1 : Sun, R., Wang, V., Zhang, J. (2025). A Graph Analytics Supercharge Case Study of GPU Versus CPU on Performance, Greenness, and Cost. In: In, C.S., Londhe, N.S., Bhatt, N., Kitsing, M. (eds) Information Systems for Intelligent Systems. ISBM 2024. Smart Innovation, Systems and Technologies, vol 430. Springer, Singapore.
AITECA : la plateforme IDP pensée pour les CTO exigeants
Après avoir analysé les enjeux de qualité de la donnée, souveraineté, performance et frugalité, une conclusion s’impose : une plateforme IDP moderne doit être ouverte, sécurisée, orchestrée et souveraine.

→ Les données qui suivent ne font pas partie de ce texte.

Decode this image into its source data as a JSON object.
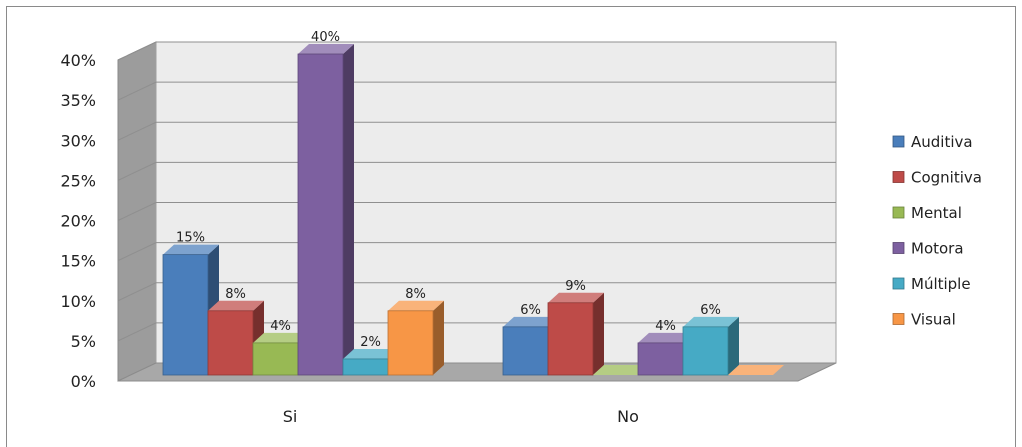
{
  "chart_data": {
    "type": "bar",
    "title": "",
    "xlabel": "",
    "ylabel": "",
    "ylim": [
      0,
      40
    ],
    "yticks": [
      "0%",
      "5%",
      "10%",
      "15%",
      "20%",
      "25%",
      "30%",
      "35%",
      "40%"
    ],
    "grid": true,
    "legend_position": "right",
    "categories": [
      "Si",
      "No"
    ],
    "series": [
      {
        "name": "Auditiva",
        "color": "#4a7ebb",
        "values": [
          15,
          6
        ],
        "labels": [
          "15%",
          "6%"
        ]
      },
      {
        "name": "Cognitiva",
        "color": "#be4b48",
        "values": [
          8,
          9
        ],
        "labels": [
          "8%",
          "9%"
        ]
      },
      {
        "name": "Mental",
        "color": "#98b954",
        "values": [
          4,
          0
        ],
        "labels": [
          "4%",
          ""
        ]
      },
      {
        "name": "Motora",
        "color": "#7d60a0",
        "values": [
          40,
          4
        ],
        "labels": [
          "40%",
          "4%"
        ]
      },
      {
        "name": "Múltiple",
        "color": "#46aac5",
        "values": [
          2,
          6
        ],
        "labels": [
          "2%",
          "6%"
        ]
      },
      {
        "name": "Visual",
        "color": "#f79646",
        "values": [
          8,
          0
        ],
        "labels": [
          "8%",
          ""
        ]
      }
    ]
  }
}
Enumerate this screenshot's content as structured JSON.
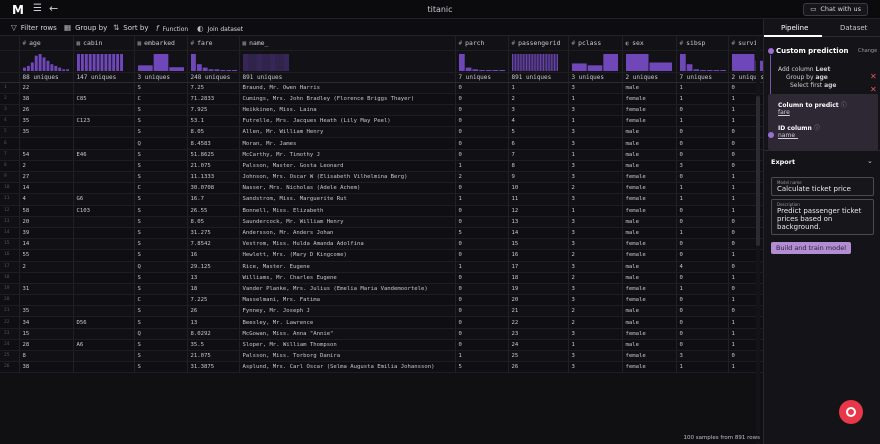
{
  "app": {
    "logo": "M",
    "title": "titanic",
    "chat_label": "Chat with us"
  },
  "toolbar": {
    "filter_rows": "Filter rows",
    "group_by": "Group by",
    "sort_by": "Sort by",
    "function": "Function",
    "join_dataset": "Join dataset"
  },
  "columns": [
    {
      "name": "age",
      "type_icon": "#",
      "uniques": "88 uniques"
    },
    {
      "name": "cabin",
      "type_icon": "▦",
      "uniques": "147 uniques"
    },
    {
      "name": "embarked",
      "type_icon": "▦",
      "uniques": "3 uniques"
    },
    {
      "name": "fare",
      "type_icon": "#",
      "uniques": "248 uniques"
    },
    {
      "name": "name_",
      "type_icon": "▦",
      "uniques": "891 uniques"
    },
    {
      "name": "parch",
      "type_icon": "#",
      "uniques": "7 uniques"
    },
    {
      "name": "passengerid",
      "type_icon": "#",
      "uniques": "891 uniques"
    },
    {
      "name": "pclass",
      "type_icon": "#",
      "uniques": "3 uniques"
    },
    {
      "name": "sex",
      "type_icon": "◐",
      "uniques": "2 uniques"
    },
    {
      "name": "sibsp",
      "type_icon": "#",
      "uniques": "7 uniques"
    },
    {
      "name": "survi",
      "type_icon": "#",
      "uniques": "2 uniques"
    }
  ],
  "rows": [
    [
      "1",
      "22",
      "",
      "S",
      "7.25",
      "Braund, Mr. Owen Harris",
      "0",
      "1",
      "3",
      "male",
      "1",
      "0"
    ],
    [
      "2",
      "38",
      "C85",
      "C",
      "71.2833",
      "Cumings, Mrs. John Bradley (Florence Briggs Thayer)",
      "0",
      "2",
      "1",
      "female",
      "1",
      "1"
    ],
    [
      "3",
      "26",
      "",
      "S",
      "7.925",
      "Heikkinen, Miss. Laina",
      "0",
      "3",
      "3",
      "female",
      "0",
      "1"
    ],
    [
      "4",
      "35",
      "C123",
      "S",
      "53.1",
      "Futrelle, Mrs. Jacques Heath (Lily May Peel)",
      "0",
      "4",
      "1",
      "female",
      "1",
      "1"
    ],
    [
      "5",
      "35",
      "",
      "S",
      "8.05",
      "Allen, Mr. William Henry",
      "0",
      "5",
      "3",
      "male",
      "0",
      "0"
    ],
    [
      "6",
      "",
      "",
      "Q",
      "8.4583",
      "Moran, Mr. James",
      "0",
      "6",
      "3",
      "male",
      "0",
      "0"
    ],
    [
      "7",
      "54",
      "E46",
      "S",
      "51.8625",
      "McCarthy, Mr. Timothy J",
      "0",
      "7",
      "1",
      "male",
      "0",
      "0"
    ],
    [
      "8",
      "2",
      "",
      "S",
      "21.075",
      "Palsson, Master. Gosta Leonard",
      "1",
      "8",
      "3",
      "male",
      "3",
      "0"
    ],
    [
      "9",
      "27",
      "",
      "S",
      "11.1333",
      "Johnson, Mrs. Oscar W (Elisabeth Vilhelmina Berg)",
      "2",
      "9",
      "3",
      "female",
      "0",
      "1"
    ],
    [
      "10",
      "14",
      "",
      "C",
      "30.0708",
      "Nasser, Mrs. Nicholas (Adele Achem)",
      "0",
      "10",
      "2",
      "female",
      "1",
      "1"
    ],
    [
      "11",
      "4",
      "G6",
      "S",
      "16.7",
      "Sandstrom, Miss. Marguerite Rut",
      "1",
      "11",
      "3",
      "female",
      "1",
      "1"
    ],
    [
      "12",
      "58",
      "C103",
      "S",
      "26.55",
      "Bonnell, Miss. Elizabeth",
      "0",
      "12",
      "1",
      "female",
      "0",
      "1"
    ],
    [
      "13",
      "20",
      "",
      "S",
      "8.05",
      "Saundercock, Mr. William Henry",
      "0",
      "13",
      "3",
      "male",
      "0",
      "0"
    ],
    [
      "14",
      "39",
      "",
      "S",
      "31.275",
      "Andersson, Mr. Anders Johan",
      "5",
      "14",
      "3",
      "male",
      "1",
      "0"
    ],
    [
      "15",
      "14",
      "",
      "S",
      "7.8542",
      "Vestrom, Miss. Hulda Amanda Adolfina",
      "0",
      "15",
      "3",
      "female",
      "0",
      "0"
    ],
    [
      "16",
      "55",
      "",
      "S",
      "16",
      "Hewlett, Mrs. (Mary D Kingcome)",
      "0",
      "16",
      "2",
      "female",
      "0",
      "1"
    ],
    [
      "17",
      "2",
      "",
      "Q",
      "29.125",
      "Rice, Master. Eugene",
      "1",
      "17",
      "3",
      "male",
      "4",
      "0"
    ],
    [
      "18",
      "",
      "",
      "S",
      "13",
      "Williams, Mr. Charles Eugene",
      "0",
      "18",
      "2",
      "male",
      "0",
      "1"
    ],
    [
      "19",
      "31",
      "",
      "S",
      "18",
      "Vander Planke, Mrs. Julius (Emelia Maria Vandemoortele)",
      "0",
      "19",
      "3",
      "female",
      "1",
      "0"
    ],
    [
      "20",
      "",
      "",
      "C",
      "7.225",
      "Masselmani, Mrs. Fatima",
      "0",
      "20",
      "3",
      "female",
      "0",
      "1"
    ],
    [
      "21",
      "35",
      "",
      "S",
      "26",
      "Fynney, Mr. Joseph J",
      "0",
      "21",
      "2",
      "male",
      "0",
      "0"
    ],
    [
      "22",
      "34",
      "D56",
      "S",
      "13",
      "Beesley, Mr. Lawrence",
      "0",
      "22",
      "2",
      "male",
      "0",
      "1"
    ],
    [
      "23",
      "15",
      "",
      "Q",
      "8.0292",
      "McGowan, Miss. Anna \"Annie\"",
      "0",
      "23",
      "3",
      "female",
      "0",
      "1"
    ],
    [
      "24",
      "28",
      "A6",
      "S",
      "35.5",
      "Sloper, Mr. William Thompson",
      "0",
      "24",
      "1",
      "male",
      "0",
      "1"
    ],
    [
      "25",
      "8",
      "",
      "S",
      "21.075",
      "Palsson, Miss. Torborg Danira",
      "1",
      "25",
      "3",
      "female",
      "3",
      "0"
    ],
    [
      "26",
      "38",
      "",
      "S",
      "31.3875",
      "Asplund, Mrs. Carl Oscar (Selma Augusta Emilia Johansson)",
      "5",
      "26",
      "3",
      "female",
      "1",
      "1"
    ]
  ],
  "footer": "100 samples from 891 rows",
  "histograms": {
    "age": [
      2,
      3,
      5,
      9,
      10,
      8,
      6,
      4,
      3,
      2,
      1,
      1
    ],
    "cabin": [
      1,
      1,
      1,
      1,
      1,
      1,
      1,
      1,
      1,
      1,
      1,
      1
    ],
    "embarked": [
      3,
      9,
      2
    ],
    "fare": [
      10,
      4,
      2,
      1,
      1,
      0.5,
      0.5,
      0.3
    ],
    "name_": [
      1,
      1,
      1,
      1,
      1,
      1,
      1,
      1,
      1,
      1,
      1,
      1,
      1,
      1,
      1,
      1,
      1,
      1,
      1,
      1,
      1,
      1,
      1,
      1,
      1,
      1,
      1,
      1,
      1,
      1,
      1,
      1,
      1,
      1,
      1,
      1,
      1,
      1,
      1,
      1,
      1,
      1,
      1,
      1,
      1,
      1,
      1,
      1,
      1,
      1
    ],
    "parch": [
      10,
      2,
      1,
      0.3,
      0.3,
      0.2,
      0.2
    ],
    "passengerid": [
      1,
      1,
      1,
      1,
      1,
      1,
      1,
      1,
      1,
      1,
      1,
      1,
      1,
      1,
      1,
      1,
      1,
      1,
      1,
      1,
      1,
      1,
      1,
      1,
      1,
      1,
      1,
      1,
      1,
      1
    ],
    "pclass": [
      4,
      3,
      9
    ],
    "sex": [
      10,
      5
    ],
    "sibsp": [
      10,
      4,
      1,
      0.4,
      0.4,
      0.2,
      0.2
    ],
    "survi": [
      10,
      6
    ]
  },
  "panel": {
    "tab_pipeline": "Pipeline",
    "tab_dataset": "Dataset",
    "custom_prediction": "Custom prediction",
    "change": "Change",
    "add_column": "Add column ",
    "add_column_name": "Leet",
    "group_by_label": "Group by ",
    "group_by_value": "age",
    "select_first_label": "Select first ",
    "select_first_value": "age",
    "column_to_predict": "Column to predict",
    "column_to_predict_value": "fare",
    "id_column": "ID column",
    "id_column_value": "name_",
    "export": "Export",
    "model_name_label": "Model name",
    "model_name_value": "Calculate ticket price",
    "description_label": "Description",
    "description_value": "Predict passenger ticket prices based on background.",
    "build_button": "Build and train model"
  },
  "colors": {
    "accent": "#8b5fd1",
    "bar": "#6f47b8",
    "fab": "#e9374a"
  }
}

C’est ce que propose AITECA, avec trois piliers structurants :
- Une plateforme souveraine et sécurisée
Hébergement maîtrisé, isolation de l’exécution de l’IA, conformité ISO 27001, aucun appel vers des services externes d’IA générative. - Une orchestration intelligente de toutes les IA utiles
IA symbolique, multimodale, Multilingual deep OCR, LLM, détection d’anomalies et tentatives de fraude… - Une IA frugale et optimisée
Mesure de l’empreinte énergétique, activation sélective des modèles, performance maîtrisée.
AITECA transforme ainsi la donnée documentaire en un véritable actif stratégique, prêt à alimenter les SI, les métiers et les IA internes avec des informations pertinentes et en toute confiance.